Code Written By: Nathan Lamberson & Michael Treacy

Method: Collaborative Filtering using Matrix Factorization

Code Modeled off of: https://www.kaggle.com/jwyang91/steam-game-recommender/notebook

This is accomplished by infering the preference of a new game based on the known preferences of a user, show as R = U * V.

This model (Model 2) was used to develop ideas for the refined recommender (Model 1) that created a rating system based on the hours.

In [1]:
# Import Libraries to complete operations
# Pandas for data processing
# Numpy for linear algebra
import pandas as pd
import numpy as np

# List all files in the data directory
import os
for dirname, _, filenames in os.walk('/data'):
    for filename in filenames:
        print(os.path.join(dirname, filename))

In [2]:
# Import Libraries to complete operations
# Pandas for data processing
# Numpy for linear algebra
# Tensorflow for ML
import pandas as pd
import numpy as np
import tensorflow as tf
import random
from collections import Counter
from sklearn.metrics import roc_curve, auc, average_precision_score

In [3]:
# Begin Cleaning the Data
# Set the filepath to the datasheet from Kaggle
filePath = './data/steam-200k.csv'

# Set the data to the information contained in the provided file
fileData = pd.read_csv(filePath, header = None, names = ['UserID', 'Game', 'Action', 'Hours', '0'])

# Show the first 5 rows of the data
fileData.head()

# Change the 'Hours' Header Column to 'HoursPlayed' and made the data a float32 value
fileData['HoursPlayed'] = fileData['Hours'].astype('float32')

# Change data in the file where the 'Action' row is purchased and 'Hours' is 1.0 to represent a value of 0 in the new 'HoursPlayed' column, since this "Purchased" with "1.0" hours means that the game was solely purchased and does not talk about the hours played. We want to ignore this for the cleansed data
fileData.loc[(fileData['Action'] == 'purchase') & (fileData['Hours'] == 1.0), 'HoursPlayed'] = 0

In [4]:
# Set the UserID Column to data type int
fileData.UserID = fileData.UserID.astype('int')
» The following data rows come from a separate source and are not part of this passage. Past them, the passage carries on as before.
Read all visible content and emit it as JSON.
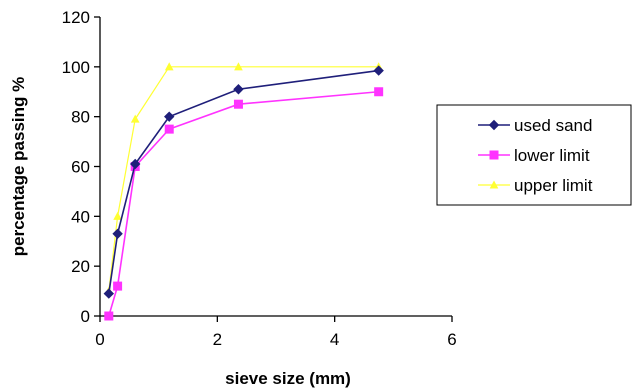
{
  "chart_data": {
    "type": "line",
    "xlabel": "sieve size (mm)",
    "ylabel": "percentage passing %",
    "xlim": [
      0,
      6
    ],
    "ylim": [
      0,
      120
    ],
    "xticks": [
      0,
      2,
      4,
      6
    ],
    "yticks": [
      0,
      20,
      40,
      60,
      80,
      100,
      120
    ],
    "grid": false,
    "legend_position": "right",
    "series": [
      {
        "name": "used sand",
        "color": "#1f1f7a",
        "marker": "diamond",
        "x": [
          0.15,
          0.3,
          0.6,
          1.18,
          2.36,
          4.75
        ],
        "y": [
          9,
          33,
          61,
          80,
          91,
          98.5
        ]
      },
      {
        "name": "lower limit",
        "color": "#ff33ff",
        "marker": "square",
        "x": [
          0.15,
          0.3,
          0.6,
          1.18,
          2.36,
          4.75
        ],
        "y": [
          0,
          12,
          60,
          75,
          85,
          90
        ]
      },
      {
        "name": "upper limit",
        "color": "#ffff33",
        "marker": "triangle",
        "x": [
          0.15,
          0.3,
          0.6,
          1.18,
          2.36,
          4.75
        ],
        "y": [
          10,
          40,
          79,
          100,
          100,
          100
        ]
      }
    ]
  }
}
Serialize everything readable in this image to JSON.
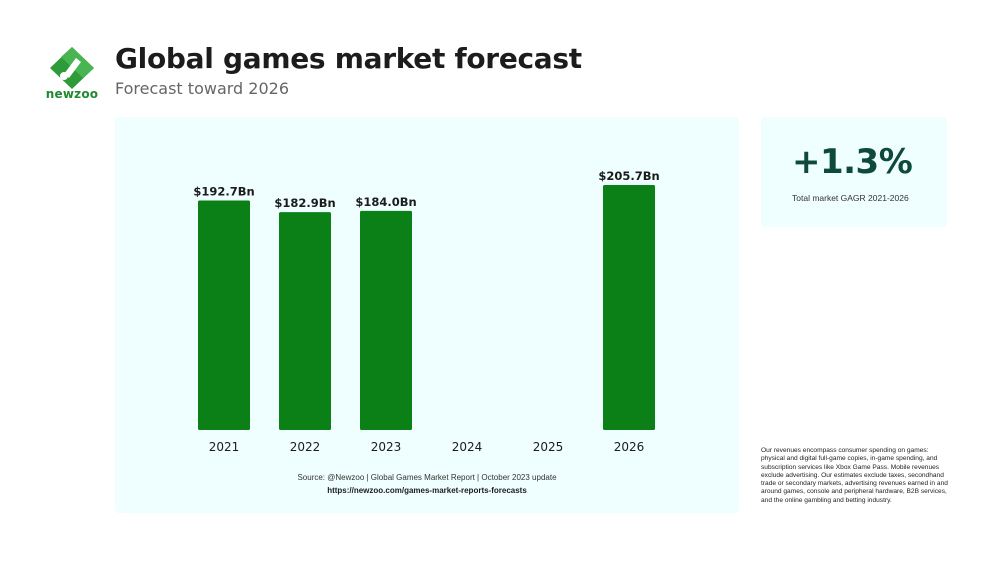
{
  "brand": {
    "logo_text": "newzoo",
    "logo_icon": "newzoo-logo-icon",
    "accent_color": "#1f8a2e"
  },
  "header": {
    "title": "Global games market forecast",
    "subtitle": "Forecast toward 2026"
  },
  "chart_data": {
    "type": "bar",
    "categories": [
      "2021",
      "2022",
      "2023",
      "2024",
      "2025",
      "2026"
    ],
    "values": [
      192.7,
      182.9,
      184.0,
      null,
      null,
      205.7
    ],
    "data_labels": [
      "$192.7Bn",
      "$182.9Bn",
      "$184.0Bn",
      "",
      "",
      "$205.7Bn"
    ],
    "ylim": [
      0,
      205.7
    ],
    "grid": false,
    "bar_color": "#0a8016"
  },
  "source": {
    "text": "Source: @Newzoo | Global Games Market Report | October 2023 update",
    "url": "https://newzoo.com/games-market-reports-forecasts"
  },
  "stat": {
    "value": "+1.3%",
    "label": "Total market GAGR 2021-2026"
  },
  "footnote": "Our revenues encompass consumer spending on games: physical and digital full-game copies, in-game spending, and subscription services like Xbox Game Pass. Mobile revenues exclude advertising. Our estimates exclude taxes, secondhand trade or secondary markets, advertising revenues earned in and around games, console and peripheral hardware, B2B services, and the online gambling and betting industry."
}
# Sort the new fileData by 'UserID', 'Game', and the new 'HoursPlayed' column
fileData = fileData.sort_values(['UserID', 'Game', 'HoursPlayed'])

# Remove all duplicates game names tied to a UserID to remove "add-ons" to games, then drop the 'Action', 'Hours', and '0' columns
cleanFileData = fileData.drop_duplicates(['UserID', 'Game'], keep = 'last').drop(['Action', 'Hours', '0'], axis = 1)

# Show the first 5 rows of the new cleaned data
cleanFileData.head()

Unnamed: 0,UserID,Game,HoursPlayed
65430,5250,Alien Swarm,4.9
65424,5250,Cities Skylines,144.0
65435,5250,Counter-Strike,0.0
65436,5250,Counter-Strike Source,0.0
65437,5250,Day of Defeat,0.0


In [5]:
# Get the total number of users by finding all unique UserID values
numUsers = len(cleanFileData.UserID.unique())

# Get the total number of games by finding all unique Game values
numGames = len(cleanFileData.Game.unique())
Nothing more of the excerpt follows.